Der Mann, ein wohlwollender, äußerst braver und honetter Kaufmann
und Weingutsbesitzer, der sich über dem abstoßenden Wesen der
Frau dem Trunke zuneigte. Diese Frau, nur Verstand und kalte Berechnung,
völlig herzlos und bis zur Grausamkeit selbst gegen die eigenen Kinder
geizig. Geiz in abschreckendster Form. Die 3 Söhne wären buchstäblich
verhungert, hätten nicht 2 alte Tanten sie regelmäßig heimlich
gesättigt. Trockenes Brot wurde ihnen von der Mutter in einzelnen
Schnitten vorgeschnitten, selbst der Vater wagte nicht, ihnen mehr zu geben.
Abends je eine trockene Schnitte und 1 Löffel – Lebertran. (Die Enkel
essen heute noch keine Butter.) Sie lebte später eine zeitlang in
Bonn auf einer Dachkammer, spielte die gänzlich arme Frau und holte
sich beim Metzger für 10 Pf. Fleisch unter Anrufung der Mildtätigkeit.

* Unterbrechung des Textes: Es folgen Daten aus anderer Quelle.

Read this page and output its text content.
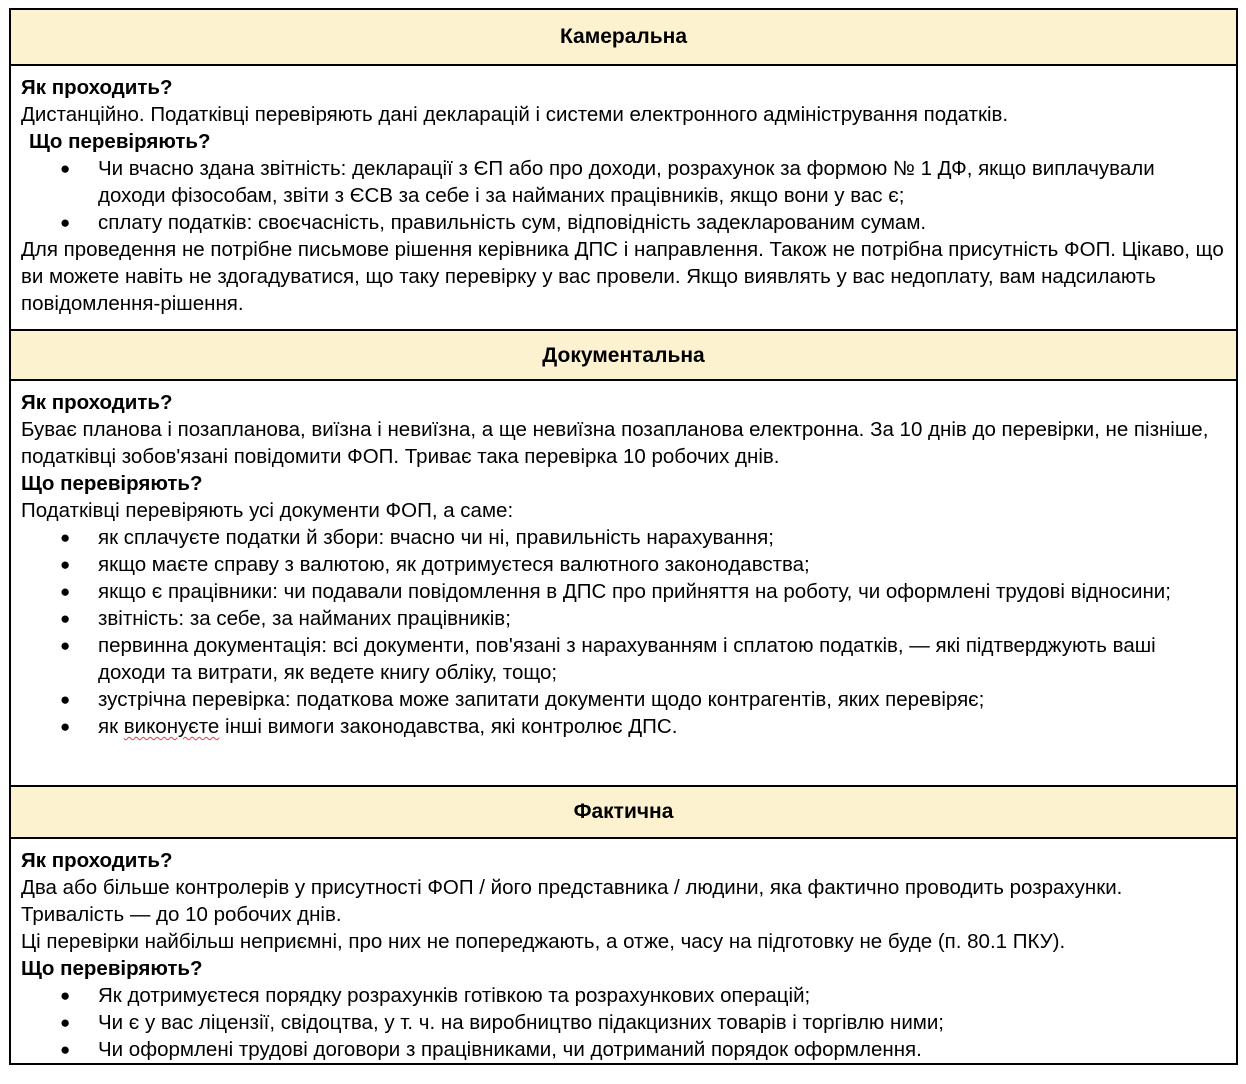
Камеральна

Як проходить?
Дистанційно. Податківці перевіряють дані декларацій і системи електронного адміністрування податків.
Що перевіряють?
● Чи вчасно здана звітність: декларації з ЄП або про доходи, розрахунок за формою № 1 ДФ, якщо виплачували доходи фізособам, звіти з ЄСВ за себе і за найманих працівників, якщо вони у вас є;
● сплату податків: своєчасність, правильність сум, відповідність задекларованим сумам.
Для проведення не потрібне письмове рішення керівника ДПС і направлення. Також не потрібна присутність ФОП. Цікаво, що ви можете навіть не здогадуватися, що таку перевірку у вас провели. Якщо виявлять у вас недоплату, вам надсилають повідомлення-рішення.

Документальна

Як проходить?
Буває планова і позапланова, виїзна і невиїзна, а ще невиїзна позапланова електронна. За 10 днів до перевірки, не пізніше, податківці зобов'язані повідомити ФОП. Триває така перевірка 10 робочих днів.
Що перевіряють?
Податківці перевіряють усі документи ФОП, а саме:
● як сплачуєте податки й збори: вчасно чи ні, правильність нарахування;
● якщо маєте справу з валютою, як дотримуєтеся валютного законодавства;
● якщо є працівники: чи подавали повідомлення в ДПС про прийняття на роботу, чи оформлені трудові відносини;
● звітність: за себе, за найманих працівників;
● первинна документація: всі документи, пов'язані з нарахуванням і сплатою податків, — які підтверджують ваші доходи та витрати, як ведете книгу обліку, тощо;
● зустрічна перевірка: податкова може запитати документи щодо контрагентів, яких перевіряє;
● як виконуєте інші вимоги законодавства, які контролює ДПС.

Фактична

Як проходить?
Два або більше контролерів у присутності ФОП / його представника / людини, яка фактично проводить розрахунки. Тривалість — до 10 робочих днів.
Ці перевірки найбільш неприємні, про них не попереджають, а отже, часу на підготовку не буде (п. 80.1 ПКУ).
Що перевіряють?
● Як дотримуєтеся порядку розрахунків готівкою та розрахункових операцій;
● Чи є у вас ліцензії, свідоцтва, у т. ч. на виробництво підакцизних товарів і торгівлю ними;
● Чи оформлені трудові договори з працівниками, чи дотриманий порядок оформлення.
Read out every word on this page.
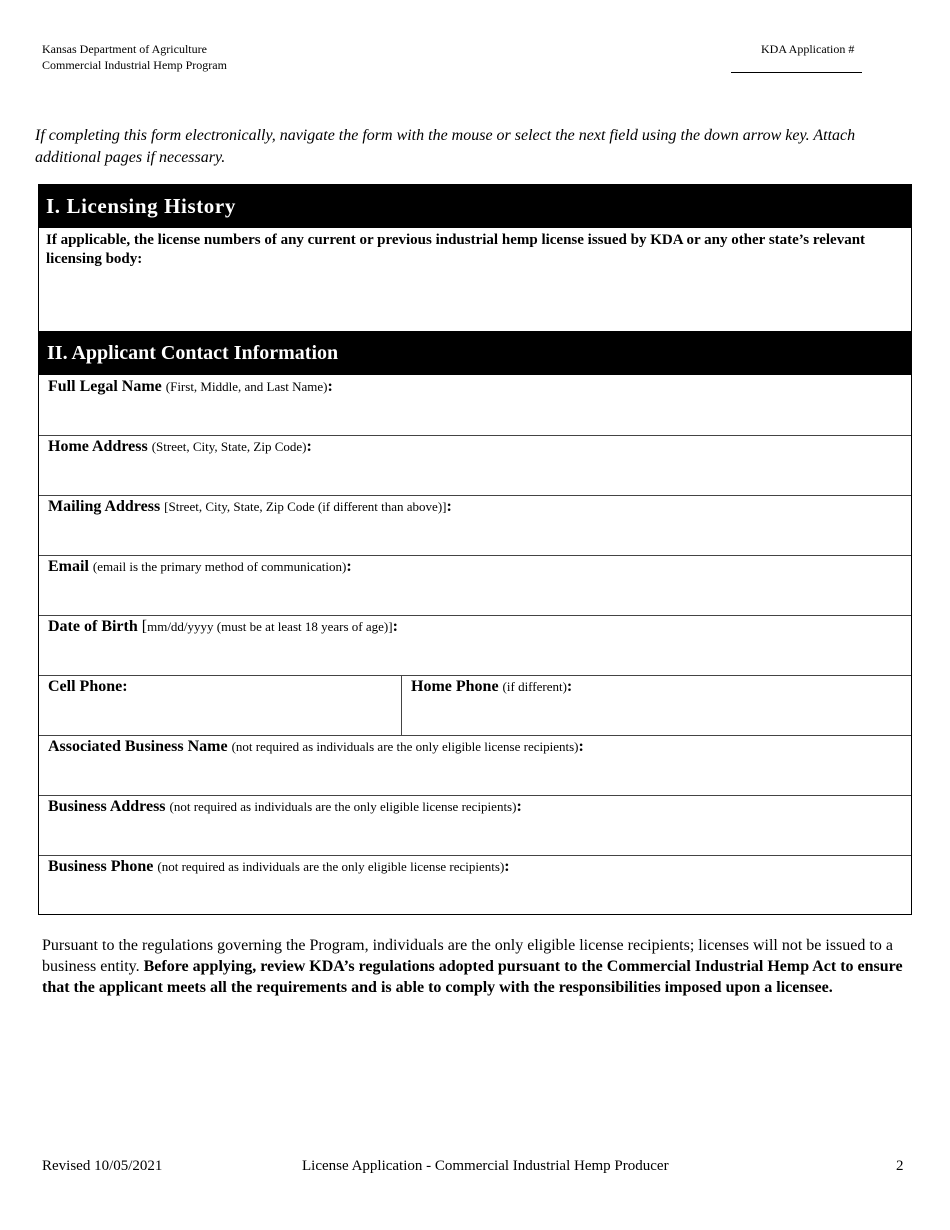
Kansas Department of Agriculture
Commercial Industrial Hemp Program
KDA Application #
If completing this form electronically, navigate the form with the mouse or select the next field using the down arrow key. Attach additional pages if necessary.
I. Licensing History
If applicable, the license numbers of any current or previous industrial hemp license issued by KDA or any other state’s relevant licensing body:
II. Applicant Contact Information
Full Legal Name (First, Middle, and Last Name):
Home Address (Street, City, State, Zip Code):
Mailing Address [Street, City, State, Zip Code (if different than above)]:
Email (email is the primary method of communication):
Date of Birth [mm/dd/yyyy (must be at least 18 years of age)]:
Cell Phone:	Home Phone (if different):
Associated Business Name (not required as individuals are the only eligible license recipients):
Business Address (not required as individuals are the only eligible license recipients):
Business Phone (not required as individuals are the only eligible license recipients):
Pursuant to the regulations governing the Program, individuals are the only eligible license recipients; licenses will not be issued to a business entity. Before applying, review KDA’s regulations adopted pursuant to the Commercial Industrial Hemp Act to ensure that the applicant meets all the requirements and is able to comply with the responsibilities imposed upon a licensee.
Revised 10/05/2021	License Application - Commercial Industrial Hemp Producer	2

Hierbei erkannte sie eines Tages der Bernkastler Gerichtsvollzieher, nahm
die Erzählung des Metzgers von der armen bedürftigen alten Frau
mit lautem Lachen auf und klärte den biederen Wohltäter über
jenen Geizkragen auf u.s.w. Daß sie im Armenkrankenhaus in Straßburg
gestorben sei, nachdem sie auf der Reise in 4. Klasse schwer erkrankt war
u.s.w., hatte ich schon früher des öfteren gehört. – Das
Urteil der guten Frau Bürgermeister, daß diese ganze Familie
es gar nicht verstehe, für erwiesene Dienste sich in einer Form erkenntlich
zu zeigen, die ihr einiges Geld koste, erfuhr gleich eine Bestätigung
am gleichen Tage. Als ich mit Helene morgens bei Frau Ww. Ant. Th. war,
mußte ich ihre Weinnachversteuerung begutachten, ja die fertige Aufstellung
mit Abschluß sandte sie noch abends zu mir und ließ sei um
10 Uhr abends wieder von mir durchgesehen abholen, da sie andern Tags nach
Wiesbaden verreiste. Von einer langversprochenen Fuhre Holz war aber nicht
die mindeste Rede. Nun habe ich mir solche von den Gutsarbeitern versprechen
lassen. Hoffentlich bringen sie sie noch diese Woche. Die Mutter erzählte
u. a., daß gegen Hugo fortwährend Anzeigen von hier aus bei
seiner Truppe erstattet würden, er daher 2 Sonntage bereits keinen
Urlaub habe u.s.w. Natürlich ist auch, wie ich es vorausgesagt, seine
Frau dort erschienen, hat sich in der Kaserne durch seine Vorgesetzten
ihm vorstellen lassen und nach einer Aussprache abgelehnt, daß sie
abends auf seiner Bude mit der Erklärung erschienen, sie bleibe nun
bei ihm. Amüsant! –
3. Okt. 1918. Mit heute werde ich 39 Jahre alt und habe damit wohl
den besseren Teil des Lebens hinter mir. Die Abreise von hier wirkt symbolisch.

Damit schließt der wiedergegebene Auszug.